Indeed, the story skirts around the topic of homosexuality. There’s a brief mention of it among the Simes, and we’re led to believe it’s tolerated, but no more. Interestingly, in order to complete selyn transfer, the Sime and the Gen must touch at five points: two tentacles to the left arm, two to the right arm, and mouth to mouth. Since most of the transfers are between men, there’s an automatically homoerotic context, but it’s explained that there is nothing sexual about this kiss. That’s not to say that it doesn’t explore the elements of love and friendship, even family ties, between men. Trek fan fiction has a long history of delving into those themes, and it shows here.
I appreciated the texture of the Sime and Gen cultures as we learned about them.
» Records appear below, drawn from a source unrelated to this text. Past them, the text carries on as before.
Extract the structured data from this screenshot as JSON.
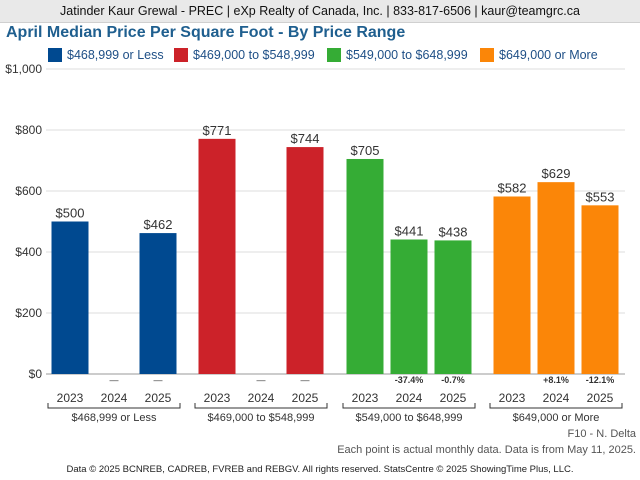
{
  "header": {
    "text": "Jatinder Kaur Grewal - PREC | eXp Realty of Canada, Inc. | 833-817-6506 | kaur@teamgrc.ca"
  },
  "chart_data": {
    "type": "bar",
    "title": "April Median Price Per Square Foot - By Price Range",
    "xlabel": "",
    "ylabel": "",
    "ylim": [
      0,
      1000
    ],
    "yticks": [
      "$0",
      "$200",
      "$400",
      "$600",
      "$800",
      "$1,000"
    ],
    "grid": true,
    "legend_position": "top",
    "groups": [
      {
        "name": "$468,999 or Less",
        "color": "#004990",
        "years": [
          "2023",
          "2024",
          "2025"
        ],
        "values": [
          500,
          null,
          462
        ],
        "labels": [
          "$500",
          "",
          "$462"
        ],
        "changes": [
          "",
          "—",
          "—"
        ]
      },
      {
        "name": "$469,000 to $548,999",
        "color": "#cc2229",
        "years": [
          "2023",
          "2024",
          "2025"
        ],
        "values": [
          771,
          null,
          744
        ],
        "labels": [
          "$771",
          "",
          "$744"
        ],
        "changes": [
          "",
          "—",
          "—"
        ]
      },
      {
        "name": "$549,000 to $648,999",
        "color": "#35ac35",
        "years": [
          "2023",
          "2024",
          "2025"
        ],
        "values": [
          705,
          441,
          438
        ],
        "labels": [
          "$705",
          "$441",
          "$438"
        ],
        "changes": [
          "",
          "-37.4%",
          "-0.7%"
        ]
      },
      {
        "name": "$649,000 or More",
        "color": "#fb8608",
        "years": [
          "2023",
          "2024",
          "2025"
        ],
        "values": [
          582,
          629,
          553
        ],
        "labels": [
          "$582",
          "$629",
          "$553"
        ],
        "changes": [
          "",
          "+8.1%",
          "-12.1%"
        ]
      }
    ]
  },
  "footer": {
    "area": "F10 - N. Delta",
    "note": "Each point is actual monthly data. Data is from May 11, 2025.",
    "attribution": "Data © 2025 BCNREB, CADREB, FVREB and REBGV. All rights reserved. StatsCentre © 2025 ShowingTime Plus, LLC."
  }
}
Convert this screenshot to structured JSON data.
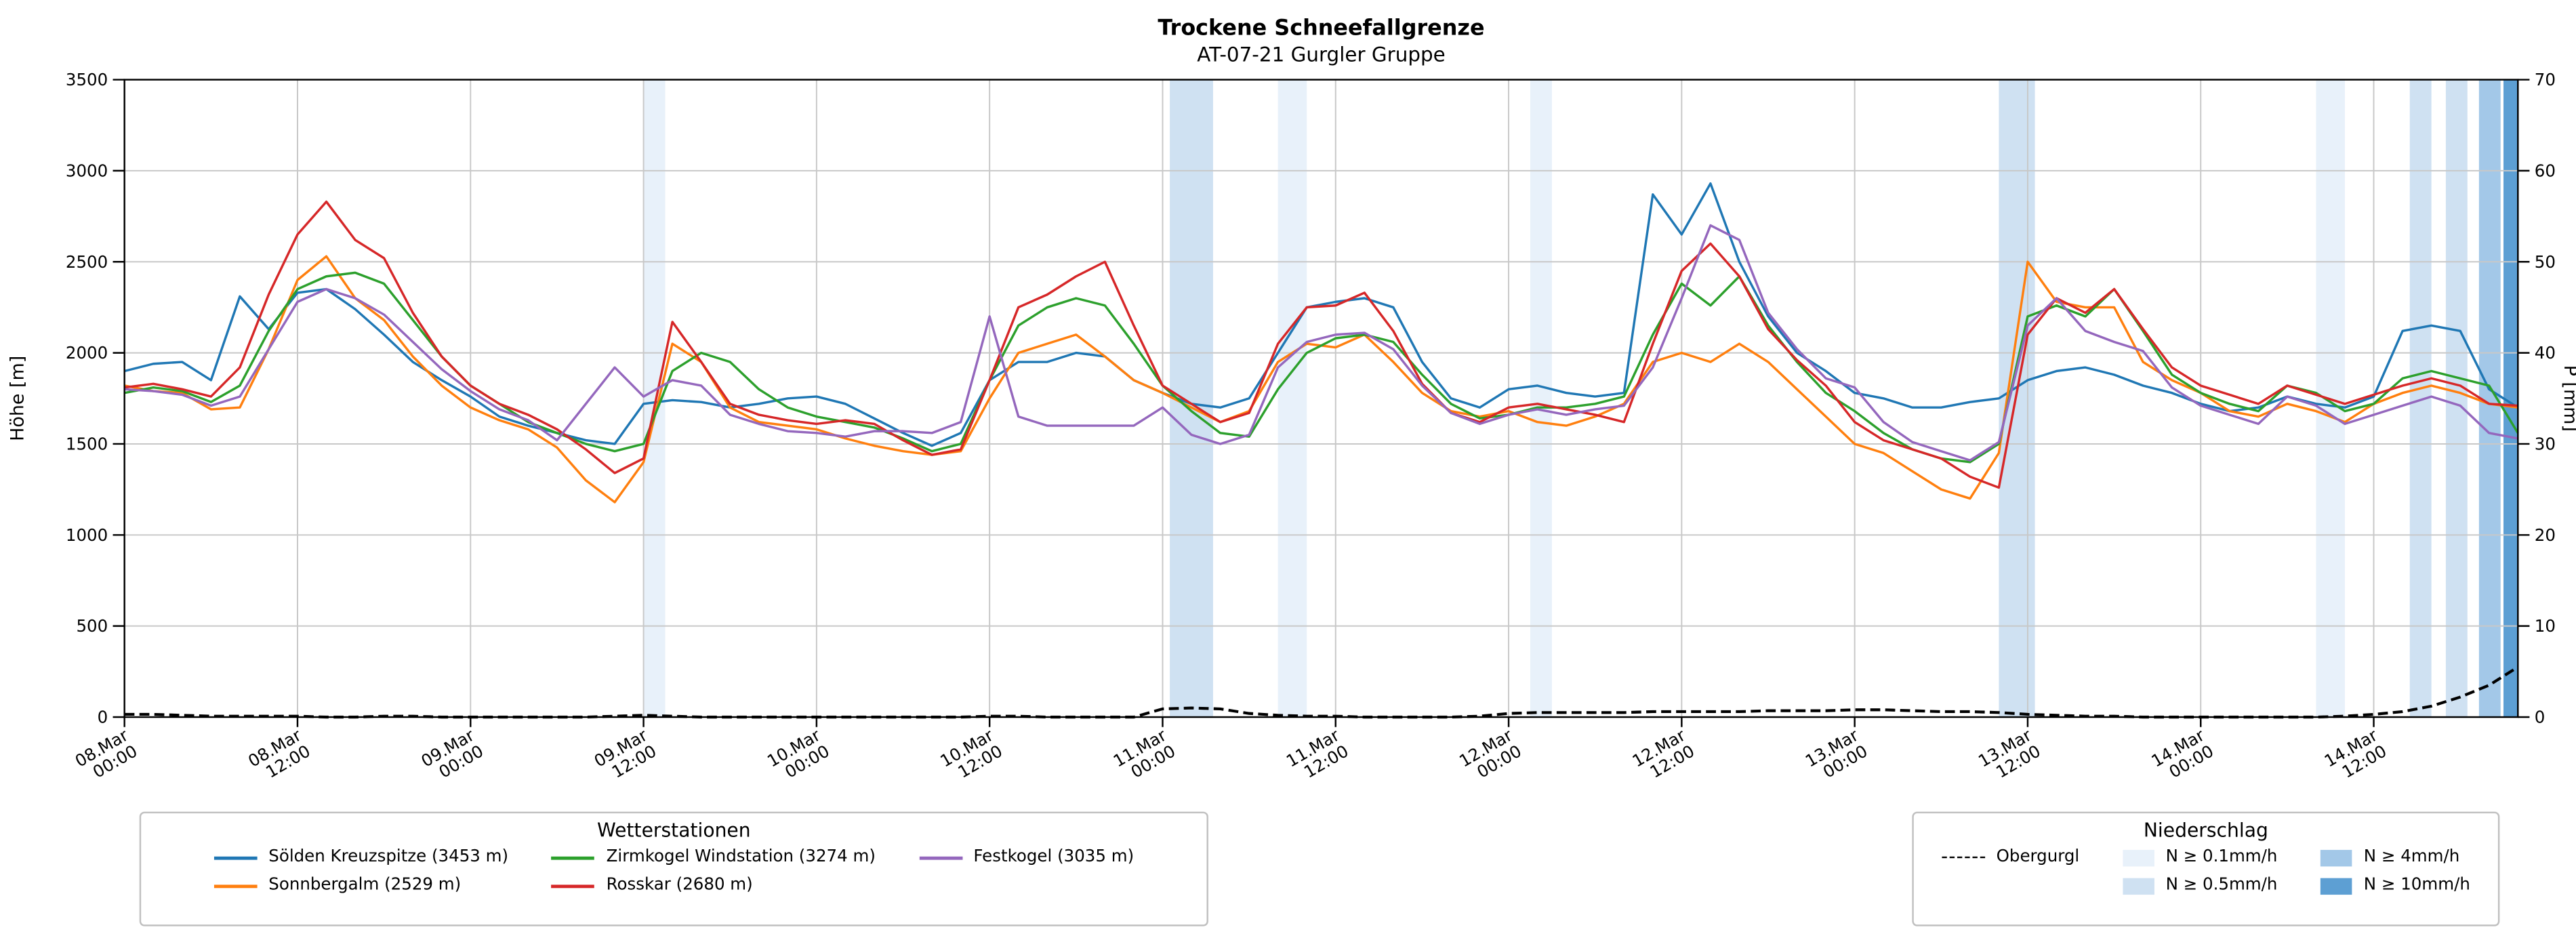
{
  "header": {
    "title": "Trockene Schneefallgrenze",
    "subtitle": "AT-07-21 Gurgler Gruppe"
  },
  "legend_stations": {
    "title": "Wetterstationen"
  },
  "legend_precip": {
    "title": "Niederschlag"
  },
  "chart_data": {
    "type": "line",
    "title": "Trockene Schneefallgrenze",
    "subtitle": "AT-07-21 Gurgler Gruppe",
    "grid": true,
    "x_axis": {
      "unit": "hours since 08.Mar 00:00",
      "step_hours": 2,
      "max_hour": 166,
      "ticks": [
        {
          "h": 0,
          "date": "08.Mar",
          "time": "00:00"
        },
        {
          "h": 12,
          "date": "08.Mar",
          "time": "12:00"
        },
        {
          "h": 24,
          "date": "09.Mar",
          "time": "00:00"
        },
        {
          "h": 36,
          "date": "09.Mar",
          "time": "12:00"
        },
        {
          "h": 48,
          "date": "10.Mar",
          "time": "00:00"
        },
        {
          "h": 60,
          "date": "10.Mar",
          "time": "12:00"
        },
        {
          "h": 72,
          "date": "11.Mar",
          "time": "00:00"
        },
        {
          "h": 84,
          "date": "11.Mar",
          "time": "12:00"
        },
        {
          "h": 96,
          "date": "12.Mar",
          "time": "00:00"
        },
        {
          "h": 108,
          "date": "12.Mar",
          "time": "12:00"
        },
        {
          "h": 120,
          "date": "13.Mar",
          "time": "00:00"
        },
        {
          "h": 132,
          "date": "13.Mar",
          "time": "12:00"
        },
        {
          "h": 144,
          "date": "14.Mar",
          "time": "00:00"
        },
        {
          "h": 156,
          "date": "14.Mar",
          "time": "12:00"
        }
      ]
    },
    "y_left": {
      "label": "Höhe [m]",
      "min": 0,
      "max": 3500,
      "tick_step": 500
    },
    "y_right": {
      "label": "P [mm]",
      "min": 0,
      "max": 70,
      "tick_step": 10
    },
    "series": [
      {
        "name": "Sölden Kreuzspitze (3453 m)",
        "color": "#1f77b4",
        "values": [
          1900,
          1940,
          1950,
          1850,
          2310,
          2130,
          2330,
          2350,
          2240,
          2100,
          1950,
          1850,
          1760,
          1650,
          1600,
          1560,
          1520,
          1500,
          1720,
          1740,
          1730,
          1700,
          1720,
          1750,
          1760,
          1720,
          1640,
          1560,
          1490,
          1560,
          1850,
          1950,
          1950,
          2000,
          1980,
          1850,
          1780,
          1720,
          1700,
          1750,
          2000,
          2250,
          2280,
          2300,
          2250,
          1950,
          1750,
          1700,
          1800,
          1820,
          1780,
          1760,
          1780,
          2870,
          2650,
          2930,
          2500,
          2200,
          2000,
          1900,
          1780,
          1750,
          1700,
          1700,
          1730,
          1750,
          1850,
          1900,
          1920,
          1880,
          1820,
          1780,
          1720,
          1680,
          1700,
          1760,
          1720,
          1700,
          1760,
          2120,
          2150,
          2120,
          1800,
          1700
        ]
      },
      {
        "name": "Sonnbergalm (2529 m)",
        "color": "#ff7f0e",
        "values": [
          1820,
          1790,
          1780,
          1690,
          1700,
          2020,
          2400,
          2530,
          2300,
          2180,
          1980,
          1820,
          1700,
          1630,
          1580,
          1480,
          1300,
          1180,
          1400,
          2050,
          1950,
          1700,
          1620,
          1600,
          1580,
          1530,
          1490,
          1460,
          1440,
          1460,
          1750,
          2000,
          2050,
          2100,
          1980,
          1850,
          1780,
          1700,
          1620,
          1680,
          1950,
          2050,
          2030,
          2100,
          1950,
          1780,
          1680,
          1650,
          1680,
          1620,
          1600,
          1650,
          1720,
          1950,
          2000,
          1950,
          2050,
          1950,
          1800,
          1650,
          1500,
          1450,
          1350,
          1250,
          1200,
          1450,
          2500,
          2280,
          2250,
          2250,
          1950,
          1850,
          1780,
          1680,
          1650,
          1720,
          1680,
          1620,
          1720,
          1780,
          1820,
          1780,
          1720,
          1700
        ]
      },
      {
        "name": "Zirmkogel Windstation (3274 m)",
        "color": "#2ca02c",
        "values": [
          1780,
          1810,
          1790,
          1730,
          1820,
          2120,
          2350,
          2420,
          2440,
          2380,
          2180,
          1980,
          1820,
          1720,
          1620,
          1560,
          1500,
          1460,
          1500,
          1900,
          2000,
          1950,
          1800,
          1700,
          1650,
          1620,
          1590,
          1530,
          1460,
          1500,
          1850,
          2150,
          2250,
          2300,
          2260,
          2050,
          1820,
          1680,
          1560,
          1540,
          1800,
          2000,
          2080,
          2100,
          2060,
          1880,
          1720,
          1640,
          1660,
          1700,
          1700,
          1720,
          1760,
          2100,
          2380,
          2260,
          2420,
          2150,
          1950,
          1780,
          1680,
          1560,
          1470,
          1420,
          1400,
          1500,
          2200,
          2260,
          2200,
          2350,
          2120,
          1880,
          1780,
          1720,
          1680,
          1820,
          1780,
          1680,
          1720,
          1860,
          1900,
          1860,
          1820,
          1560
        ]
      },
      {
        "name": "Rosskar (2680 m)",
        "color": "#d62728",
        "values": [
          1810,
          1830,
          1800,
          1760,
          1920,
          2320,
          2650,
          2830,
          2620,
          2520,
          2220,
          1980,
          1820,
          1720,
          1660,
          1580,
          1470,
          1340,
          1420,
          2170,
          1950,
          1720,
          1660,
          1630,
          1610,
          1630,
          1610,
          1520,
          1440,
          1470,
          1850,
          2250,
          2320,
          2420,
          2500,
          2150,
          1820,
          1720,
          1620,
          1670,
          2050,
          2250,
          2260,
          2330,
          2120,
          1830,
          1670,
          1620,
          1700,
          1720,
          1690,
          1660,
          1620,
          2050,
          2450,
          2600,
          2420,
          2130,
          1960,
          1820,
          1620,
          1520,
          1470,
          1420,
          1320,
          1260,
          2100,
          2300,
          2220,
          2350,
          2130,
          1920,
          1820,
          1770,
          1720,
          1820,
          1770,
          1720,
          1770,
          1820,
          1860,
          1820,
          1720,
          1710
        ]
      },
      {
        "name": "Festkogel (3035 m)",
        "color": "#9467bd",
        "values": [
          1800,
          1790,
          1770,
          1710,
          1760,
          2020,
          2280,
          2350,
          2300,
          2210,
          2060,
          1910,
          1790,
          1690,
          1630,
          1520,
          1720,
          1920,
          1760,
          1850,
          1820,
          1660,
          1610,
          1570,
          1560,
          1540,
          1570,
          1570,
          1560,
          1620,
          2200,
          1650,
          1600,
          1600,
          1600,
          1600,
          1700,
          1550,
          1500,
          1550,
          1920,
          2060,
          2100,
          2110,
          2020,
          1820,
          1670,
          1610,
          1660,
          1690,
          1660,
          1690,
          1710,
          1920,
          2300,
          2700,
          2620,
          2220,
          2020,
          1860,
          1810,
          1620,
          1510,
          1460,
          1410,
          1510,
          2150,
          2300,
          2120,
          2060,
          2010,
          1810,
          1710,
          1660,
          1610,
          1760,
          1710,
          1610,
          1660,
          1710,
          1760,
          1710,
          1560,
          1530
        ]
      }
    ],
    "obergurgl": {
      "name": "Obergurgl",
      "color": "#000000",
      "dashed": true,
      "axis": "right",
      "values": [
        0.3,
        0.3,
        0.2,
        0.1,
        0.1,
        0.1,
        0.1,
        0,
        0,
        0.1,
        0.1,
        0,
        0,
        0,
        0,
        0,
        0,
        0.1,
        0.2,
        0.1,
        0,
        0,
        0,
        0,
        0,
        0,
        0,
        0,
        0,
        0,
        0.1,
        0.1,
        0,
        0,
        0,
        0,
        0.9,
        1.0,
        0.9,
        0.4,
        0.2,
        0.1,
        0.1,
        0,
        0,
        0,
        0,
        0.1,
        0.4,
        0.5,
        0.5,
        0.5,
        0.5,
        0.6,
        0.6,
        0.6,
        0.6,
        0.7,
        0.7,
        0.7,
        0.8,
        0.8,
        0.7,
        0.6,
        0.6,
        0.5,
        0.3,
        0.2,
        0.1,
        0.1,
        0,
        0,
        0,
        0,
        0,
        0,
        0,
        0.1,
        0.3,
        0.6,
        1.2,
        2.2,
        3.5,
        5.5
      ]
    },
    "precip_levels": [
      {
        "label": "N ≥ 0.1mm/h",
        "color": "#e8f1fa"
      },
      {
        "label": "N ≥ 0.5mm/h",
        "color": "#cfe1f2"
      },
      {
        "label": "N ≥ 4mm/h",
        "color": "#a3c8e8"
      },
      {
        "label": "N ≥ 10mm/h",
        "color": "#5d9fd3"
      }
    ],
    "precip_bands": [
      {
        "start_h": 36,
        "end_h": 37.5,
        "level": 1
      },
      {
        "start_h": 72.5,
        "end_h": 75.5,
        "level": 2
      },
      {
        "start_h": 80,
        "end_h": 82,
        "level": 1
      },
      {
        "start_h": 97.5,
        "end_h": 99,
        "level": 1
      },
      {
        "start_h": 130,
        "end_h": 132.5,
        "level": 2
      },
      {
        "start_h": 152,
        "end_h": 154,
        "level": 1
      },
      {
        "start_h": 158.5,
        "end_h": 160,
        "level": 2
      },
      {
        "start_h": 161,
        "end_h": 162.5,
        "level": 2
      },
      {
        "start_h": 163.3,
        "end_h": 164.8,
        "level": 3
      },
      {
        "start_h": 165,
        "end_h": 166,
        "level": 4
      }
    ]
  }
}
There’s a North / South dichotomy established, such as existed during the War Between the States. Klyd tells Hugh: “We have photography, fertility drugs, some rudimentary electronics, and a certain expertise in chemistry. You have industries based on mass production, mathematical sociology, and assorted fundamental attitudes totally lacking with us.” The quote reminded me of the differences between the industrial Union and the agrarian Confederacy. It adds to the sense of realism in the story. (The welcome Hugh receives among the Simes also reminded me of an old children’s book, Rifles for Watie, in which the young protagonist is received into the enemy camp and met with unexpected kindness. Such golden-rule-based treatment serves to undermine the spirit of war.)
This is a short novel, and clearly there is much backstory: Hugh’s past and the Gen experience in Sime territory, Klyd’s marriage to a Gen, and how it came to be, the nature of the Gen government… all of these are touched on, but there’s no time to explore them. It’s evidence of an author who put a lot of thought into creating a fully realized world. It’s also a good way to encourage further readership. Fortunately for the so-encouraged, I’m told there are eleven more volumes in the series, and the creators are still going strong.